Hi everyone, hope all is well!

I've been shooting my stock banded F16 (I know, I know...) And it's great! I've been having some good success with it, more practice is definitely needed though.

Which brings me to one of my questions, I want to place a small order somewhere and get myself another decent slingshot, some bands/tubes for my F16 and some extras for some naturals and board cuts I have planned. So I guess if they have cores that would be neat too.

I've been looking around and I really like look of the Dead Ringer from Simple Shot. Pocketability is key as I'm on and off bicycles a lot so it's gotta be able to get stored in a bunch of different spots.

Like I said earlier I've only been shooting my F16 so I've got zero experience with OTT or TTF, not to mention different sized tubes or flat bands. As of right now I'd prefer to not be cutting bands and such, pre made stuff is okay with me at this stage.

Is what I'm thinking a good-ish idea?
Is something like the Jellybean Ocularis a good idea for changeability to try out different bands/tubes?
If I do go through with something from Simple Shot what else is key that I should pick up from there?

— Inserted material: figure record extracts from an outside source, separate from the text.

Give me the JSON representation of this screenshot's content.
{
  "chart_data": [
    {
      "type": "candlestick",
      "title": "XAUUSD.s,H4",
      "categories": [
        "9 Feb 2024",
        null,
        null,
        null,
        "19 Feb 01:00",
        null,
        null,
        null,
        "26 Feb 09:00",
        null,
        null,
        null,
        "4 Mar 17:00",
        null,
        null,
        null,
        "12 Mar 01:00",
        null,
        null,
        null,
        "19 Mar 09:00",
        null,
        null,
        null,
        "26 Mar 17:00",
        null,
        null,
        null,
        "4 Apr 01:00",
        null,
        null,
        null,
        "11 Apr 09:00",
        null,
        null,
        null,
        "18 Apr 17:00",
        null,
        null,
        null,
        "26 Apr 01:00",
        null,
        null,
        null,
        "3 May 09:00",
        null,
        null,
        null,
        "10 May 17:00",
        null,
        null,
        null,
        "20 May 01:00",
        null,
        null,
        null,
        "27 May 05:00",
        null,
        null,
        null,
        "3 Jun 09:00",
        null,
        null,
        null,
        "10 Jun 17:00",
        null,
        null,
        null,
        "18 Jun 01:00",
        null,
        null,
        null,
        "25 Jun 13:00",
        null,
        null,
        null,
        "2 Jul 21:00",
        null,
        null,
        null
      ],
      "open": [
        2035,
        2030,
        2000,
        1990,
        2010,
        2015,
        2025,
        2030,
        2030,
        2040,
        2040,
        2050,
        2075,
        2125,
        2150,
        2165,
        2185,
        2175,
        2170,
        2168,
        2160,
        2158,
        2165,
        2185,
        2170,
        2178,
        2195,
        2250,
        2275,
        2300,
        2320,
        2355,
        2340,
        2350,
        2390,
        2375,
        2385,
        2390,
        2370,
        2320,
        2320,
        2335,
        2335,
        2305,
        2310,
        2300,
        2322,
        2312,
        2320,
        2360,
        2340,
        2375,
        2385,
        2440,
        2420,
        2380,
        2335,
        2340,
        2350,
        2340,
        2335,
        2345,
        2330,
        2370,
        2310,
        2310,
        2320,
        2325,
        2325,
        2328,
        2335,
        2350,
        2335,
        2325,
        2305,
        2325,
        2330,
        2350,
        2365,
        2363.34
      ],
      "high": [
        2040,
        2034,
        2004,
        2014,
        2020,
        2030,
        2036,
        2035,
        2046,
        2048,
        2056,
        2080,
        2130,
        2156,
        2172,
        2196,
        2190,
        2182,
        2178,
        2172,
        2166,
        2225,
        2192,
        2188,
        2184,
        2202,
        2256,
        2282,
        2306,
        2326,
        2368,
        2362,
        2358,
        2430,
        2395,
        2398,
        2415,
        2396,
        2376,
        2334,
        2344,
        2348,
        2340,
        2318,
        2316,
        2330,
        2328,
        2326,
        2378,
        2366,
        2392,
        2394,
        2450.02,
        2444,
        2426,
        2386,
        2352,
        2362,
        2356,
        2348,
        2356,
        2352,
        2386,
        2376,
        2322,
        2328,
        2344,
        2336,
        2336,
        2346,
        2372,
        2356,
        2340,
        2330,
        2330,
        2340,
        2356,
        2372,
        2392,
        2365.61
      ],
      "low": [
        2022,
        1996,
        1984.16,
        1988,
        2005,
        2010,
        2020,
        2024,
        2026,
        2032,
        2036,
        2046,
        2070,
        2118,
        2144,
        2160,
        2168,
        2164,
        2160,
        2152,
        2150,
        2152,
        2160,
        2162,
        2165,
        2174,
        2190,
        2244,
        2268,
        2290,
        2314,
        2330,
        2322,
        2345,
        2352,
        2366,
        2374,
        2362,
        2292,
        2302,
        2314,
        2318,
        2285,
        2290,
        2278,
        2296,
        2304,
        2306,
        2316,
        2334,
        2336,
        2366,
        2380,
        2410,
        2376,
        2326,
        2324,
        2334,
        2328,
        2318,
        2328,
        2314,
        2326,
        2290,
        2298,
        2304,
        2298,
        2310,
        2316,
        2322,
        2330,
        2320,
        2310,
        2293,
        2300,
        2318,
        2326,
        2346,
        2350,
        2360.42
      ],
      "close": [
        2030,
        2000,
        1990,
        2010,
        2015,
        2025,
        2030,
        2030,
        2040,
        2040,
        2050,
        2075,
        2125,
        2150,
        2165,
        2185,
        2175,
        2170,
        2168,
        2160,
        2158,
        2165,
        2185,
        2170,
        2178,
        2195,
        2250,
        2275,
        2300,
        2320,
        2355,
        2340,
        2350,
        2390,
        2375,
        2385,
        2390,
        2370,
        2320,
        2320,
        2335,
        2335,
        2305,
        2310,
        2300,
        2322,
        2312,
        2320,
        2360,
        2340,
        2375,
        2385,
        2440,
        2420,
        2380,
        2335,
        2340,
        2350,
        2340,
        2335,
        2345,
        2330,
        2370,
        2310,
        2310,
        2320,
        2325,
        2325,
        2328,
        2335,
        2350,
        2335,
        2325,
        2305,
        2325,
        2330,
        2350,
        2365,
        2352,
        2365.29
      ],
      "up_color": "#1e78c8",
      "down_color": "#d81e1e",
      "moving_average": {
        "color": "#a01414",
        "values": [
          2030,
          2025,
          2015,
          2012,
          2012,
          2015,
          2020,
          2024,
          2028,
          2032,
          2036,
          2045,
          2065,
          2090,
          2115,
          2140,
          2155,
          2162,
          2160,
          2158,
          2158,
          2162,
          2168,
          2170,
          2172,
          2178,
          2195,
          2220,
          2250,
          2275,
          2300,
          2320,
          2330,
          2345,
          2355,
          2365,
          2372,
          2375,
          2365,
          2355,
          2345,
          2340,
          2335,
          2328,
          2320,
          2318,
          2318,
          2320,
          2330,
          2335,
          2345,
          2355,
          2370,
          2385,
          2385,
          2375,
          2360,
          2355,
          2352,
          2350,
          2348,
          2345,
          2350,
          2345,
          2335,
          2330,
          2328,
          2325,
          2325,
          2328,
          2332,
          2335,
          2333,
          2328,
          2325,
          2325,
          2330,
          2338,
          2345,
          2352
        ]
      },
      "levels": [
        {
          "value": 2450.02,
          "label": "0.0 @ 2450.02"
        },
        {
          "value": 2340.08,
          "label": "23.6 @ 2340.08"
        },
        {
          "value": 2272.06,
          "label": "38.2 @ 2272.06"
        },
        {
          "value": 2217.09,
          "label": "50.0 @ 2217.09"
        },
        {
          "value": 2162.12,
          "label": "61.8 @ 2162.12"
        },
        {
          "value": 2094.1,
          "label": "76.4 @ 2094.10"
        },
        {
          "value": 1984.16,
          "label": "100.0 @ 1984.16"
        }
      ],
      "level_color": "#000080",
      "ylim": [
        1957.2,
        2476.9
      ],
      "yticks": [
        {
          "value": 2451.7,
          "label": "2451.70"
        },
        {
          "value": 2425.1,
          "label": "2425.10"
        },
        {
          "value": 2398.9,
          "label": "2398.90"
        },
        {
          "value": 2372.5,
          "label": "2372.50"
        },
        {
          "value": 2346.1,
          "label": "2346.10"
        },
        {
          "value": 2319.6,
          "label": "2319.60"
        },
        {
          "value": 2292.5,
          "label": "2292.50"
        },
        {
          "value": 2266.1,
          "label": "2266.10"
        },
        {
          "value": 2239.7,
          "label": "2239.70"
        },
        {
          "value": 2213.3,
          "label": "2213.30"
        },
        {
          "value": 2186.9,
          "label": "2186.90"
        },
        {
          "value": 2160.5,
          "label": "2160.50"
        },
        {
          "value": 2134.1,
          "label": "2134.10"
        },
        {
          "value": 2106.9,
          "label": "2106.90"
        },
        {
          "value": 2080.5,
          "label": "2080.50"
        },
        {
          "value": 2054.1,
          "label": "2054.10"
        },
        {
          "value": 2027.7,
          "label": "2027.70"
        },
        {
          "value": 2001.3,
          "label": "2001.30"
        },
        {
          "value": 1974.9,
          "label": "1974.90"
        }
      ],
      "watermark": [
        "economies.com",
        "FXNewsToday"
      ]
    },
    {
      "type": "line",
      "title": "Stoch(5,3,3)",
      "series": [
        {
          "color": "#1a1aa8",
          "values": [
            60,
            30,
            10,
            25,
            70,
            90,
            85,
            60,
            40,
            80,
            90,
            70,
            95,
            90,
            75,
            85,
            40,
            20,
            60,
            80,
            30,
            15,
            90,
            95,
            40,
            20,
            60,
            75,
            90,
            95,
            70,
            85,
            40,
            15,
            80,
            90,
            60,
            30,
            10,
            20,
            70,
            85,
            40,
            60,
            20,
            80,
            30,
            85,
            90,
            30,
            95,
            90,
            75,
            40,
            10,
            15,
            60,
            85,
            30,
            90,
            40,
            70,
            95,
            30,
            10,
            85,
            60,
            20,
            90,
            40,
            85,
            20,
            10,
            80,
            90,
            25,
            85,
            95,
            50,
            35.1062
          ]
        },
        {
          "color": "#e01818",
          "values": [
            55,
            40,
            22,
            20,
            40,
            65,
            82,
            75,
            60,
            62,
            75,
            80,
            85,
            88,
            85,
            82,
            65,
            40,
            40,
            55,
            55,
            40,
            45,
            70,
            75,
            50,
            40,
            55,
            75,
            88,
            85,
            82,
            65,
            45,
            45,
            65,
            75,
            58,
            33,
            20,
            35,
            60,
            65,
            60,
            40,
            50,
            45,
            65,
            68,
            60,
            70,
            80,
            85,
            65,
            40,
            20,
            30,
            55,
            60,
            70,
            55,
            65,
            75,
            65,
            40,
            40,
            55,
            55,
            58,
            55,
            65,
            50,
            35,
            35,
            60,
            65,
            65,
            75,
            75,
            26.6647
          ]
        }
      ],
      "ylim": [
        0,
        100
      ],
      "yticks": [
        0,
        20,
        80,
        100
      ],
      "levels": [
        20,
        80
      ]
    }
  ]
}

Thank you all so much for reading and for all the knowledge and help thus far. If these questions have been answered please point me towards the answers, I've been looking around on the forum a whole bunch and still have these questions.


----------



## mattwalt (Jan 5, 2017)

Get a Deadringer.


----------



## Ibojoe (Mar 13, 2016)

You are definitely on the right track. Both frames you mentioned are excellent choices. Personally I like the jelly bean over the ringer but that's just me. When I order I always grab a couple of extra pouches, they are excellent. 
Good luck and have fun!


----------



## Grandpa Grumpy (Apr 21, 2013)

While you are ordering from Simple Shot get some of their small latex tubes for your F-16. They are so much better than the stock Daisy tubes. You can find them under bulk elastics. The latex tubes come in extra small,small,medium and large. The small,medium and large will fit on the F-16 - the extra small will not. Use a little alcohol for lubricant to slide them on the forks, let the alcohol evaporate and your are ready to shoot. If you buy tubes in bulk all you need is a pouch and a pair of scissors to make your on tube sets. You will save a lot of money making your own band sets,plus you can customize them to fit your ammo and shooting style.


----------



## Zombieaustin (Feb 27, 2019)

I totally understand the benefits of making your own tubes and I will get to that point for sure. But I want to get a little more experience under my belt with a couple different setups and go from there.

It sounds like I've got a rough idea as what to put together for an order. Thank you all again so much! I'll keep you posted!


----------